From statology. org:
(Note: Q1 = first quartile, Q3 = third quartile, IQR = interquartile)
The lower limit is calculated as:
Lower limit = Q1 – 1.5 * IQR = 74 – 1.5 * 42 = 74 - 63 = 9.
The lower limit of outliers is 9 points.
And the upper limited is calculated as:
Upper limit = Q3 + 1.5 * IQR = 116 + 1.5 * 42 = 116 + 63 = 179.
The upper limit of outliers is 179 points.
The outlier is 193 points.
To find the range without the outlier, subtract the smallest number from the largest number.

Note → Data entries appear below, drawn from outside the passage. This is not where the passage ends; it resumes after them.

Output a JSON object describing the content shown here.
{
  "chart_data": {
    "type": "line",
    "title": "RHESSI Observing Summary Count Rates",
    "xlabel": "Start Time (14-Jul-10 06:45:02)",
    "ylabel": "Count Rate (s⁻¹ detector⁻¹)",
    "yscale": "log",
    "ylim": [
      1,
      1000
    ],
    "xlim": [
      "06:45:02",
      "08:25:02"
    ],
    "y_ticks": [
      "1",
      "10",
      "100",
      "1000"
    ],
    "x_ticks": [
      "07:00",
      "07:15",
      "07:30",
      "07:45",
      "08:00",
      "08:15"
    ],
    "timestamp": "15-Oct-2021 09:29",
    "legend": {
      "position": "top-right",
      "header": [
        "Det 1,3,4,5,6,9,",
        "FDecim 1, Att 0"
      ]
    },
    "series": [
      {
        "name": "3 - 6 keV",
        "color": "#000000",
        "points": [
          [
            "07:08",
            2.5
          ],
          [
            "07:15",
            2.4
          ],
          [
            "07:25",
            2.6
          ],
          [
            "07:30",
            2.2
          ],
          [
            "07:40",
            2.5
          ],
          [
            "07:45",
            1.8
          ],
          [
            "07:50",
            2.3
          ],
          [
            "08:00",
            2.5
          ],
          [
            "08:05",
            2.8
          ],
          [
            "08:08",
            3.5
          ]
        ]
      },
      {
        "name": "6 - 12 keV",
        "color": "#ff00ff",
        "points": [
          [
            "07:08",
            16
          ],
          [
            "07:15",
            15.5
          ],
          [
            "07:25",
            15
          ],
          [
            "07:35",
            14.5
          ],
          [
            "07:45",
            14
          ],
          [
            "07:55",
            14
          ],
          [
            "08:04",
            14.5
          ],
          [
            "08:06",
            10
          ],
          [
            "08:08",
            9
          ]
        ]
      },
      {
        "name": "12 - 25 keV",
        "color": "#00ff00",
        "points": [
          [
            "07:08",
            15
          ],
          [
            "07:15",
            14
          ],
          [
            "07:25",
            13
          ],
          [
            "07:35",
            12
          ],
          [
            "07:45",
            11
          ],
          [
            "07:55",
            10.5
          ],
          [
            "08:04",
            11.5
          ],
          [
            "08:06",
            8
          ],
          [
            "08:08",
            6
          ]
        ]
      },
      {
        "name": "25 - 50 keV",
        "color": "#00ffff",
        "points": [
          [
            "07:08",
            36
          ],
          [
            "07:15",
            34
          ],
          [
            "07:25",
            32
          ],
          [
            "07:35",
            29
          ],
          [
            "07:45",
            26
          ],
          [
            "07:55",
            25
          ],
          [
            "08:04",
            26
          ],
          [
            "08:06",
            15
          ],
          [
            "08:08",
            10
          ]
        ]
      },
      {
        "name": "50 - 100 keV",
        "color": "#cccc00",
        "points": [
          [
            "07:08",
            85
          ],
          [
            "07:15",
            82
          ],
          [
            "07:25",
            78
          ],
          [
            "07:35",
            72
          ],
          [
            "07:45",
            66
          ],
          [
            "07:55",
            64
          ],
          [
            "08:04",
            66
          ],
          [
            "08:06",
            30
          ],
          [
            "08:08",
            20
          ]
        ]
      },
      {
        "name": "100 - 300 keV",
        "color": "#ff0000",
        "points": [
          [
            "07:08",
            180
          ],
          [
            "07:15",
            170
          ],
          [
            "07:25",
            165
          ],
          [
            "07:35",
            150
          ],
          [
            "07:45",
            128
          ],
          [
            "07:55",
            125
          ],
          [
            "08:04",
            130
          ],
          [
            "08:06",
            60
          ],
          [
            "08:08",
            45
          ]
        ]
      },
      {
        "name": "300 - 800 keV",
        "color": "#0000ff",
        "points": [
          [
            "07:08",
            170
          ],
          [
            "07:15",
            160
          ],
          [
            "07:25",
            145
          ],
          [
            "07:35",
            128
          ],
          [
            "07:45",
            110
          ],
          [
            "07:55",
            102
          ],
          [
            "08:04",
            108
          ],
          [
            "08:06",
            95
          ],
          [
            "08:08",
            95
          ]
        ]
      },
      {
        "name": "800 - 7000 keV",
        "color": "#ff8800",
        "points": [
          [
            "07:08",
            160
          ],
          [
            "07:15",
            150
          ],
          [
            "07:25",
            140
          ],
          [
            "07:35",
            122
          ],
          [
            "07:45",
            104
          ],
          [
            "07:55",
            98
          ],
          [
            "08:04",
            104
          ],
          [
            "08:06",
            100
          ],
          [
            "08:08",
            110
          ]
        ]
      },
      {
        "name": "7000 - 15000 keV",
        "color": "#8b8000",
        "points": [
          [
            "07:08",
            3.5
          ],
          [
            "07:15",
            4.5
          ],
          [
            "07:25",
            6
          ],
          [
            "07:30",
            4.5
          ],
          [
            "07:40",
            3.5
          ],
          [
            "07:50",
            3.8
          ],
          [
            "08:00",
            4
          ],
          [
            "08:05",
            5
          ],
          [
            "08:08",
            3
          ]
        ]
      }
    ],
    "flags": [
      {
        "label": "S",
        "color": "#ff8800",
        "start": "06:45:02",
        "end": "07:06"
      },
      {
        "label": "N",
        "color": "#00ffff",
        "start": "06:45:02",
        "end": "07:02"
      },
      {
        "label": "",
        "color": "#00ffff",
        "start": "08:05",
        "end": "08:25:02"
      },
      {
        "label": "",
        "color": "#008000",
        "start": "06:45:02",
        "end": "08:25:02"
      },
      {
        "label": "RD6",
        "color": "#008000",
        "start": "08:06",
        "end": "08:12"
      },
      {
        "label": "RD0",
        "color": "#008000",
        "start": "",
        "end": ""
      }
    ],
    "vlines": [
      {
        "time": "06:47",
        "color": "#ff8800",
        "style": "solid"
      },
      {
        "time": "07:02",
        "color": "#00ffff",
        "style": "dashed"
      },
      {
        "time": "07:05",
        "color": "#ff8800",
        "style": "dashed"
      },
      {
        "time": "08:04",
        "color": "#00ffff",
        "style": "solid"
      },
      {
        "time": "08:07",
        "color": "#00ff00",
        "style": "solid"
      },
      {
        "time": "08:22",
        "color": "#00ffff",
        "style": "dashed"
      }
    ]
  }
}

21 53 74 82 84 93 103 108 116 122
122 - 21 = 101 points
The range without the outlier is 101 points.
To find the interquartile range wthout the outlier, we must split the numbers into quarters.
21 53 74 82 84 93 103 108 116 122
The first quartile is 53+74 / 2 = 127 / 2 = 63.5.
The third quartile 108+116 / 2 = 224 / 2 = 112.
The interquartile is the first quartile subtracted from the third quartile, so
112 - 63.5 = 48.5.
The interquartile range without the outlier is 48.5 points.
c. Which measure did the outlier affect more?
The outlier affected __________ more. (We cannot see the drop-down options, so cannot answer this part of the question. Sorry.)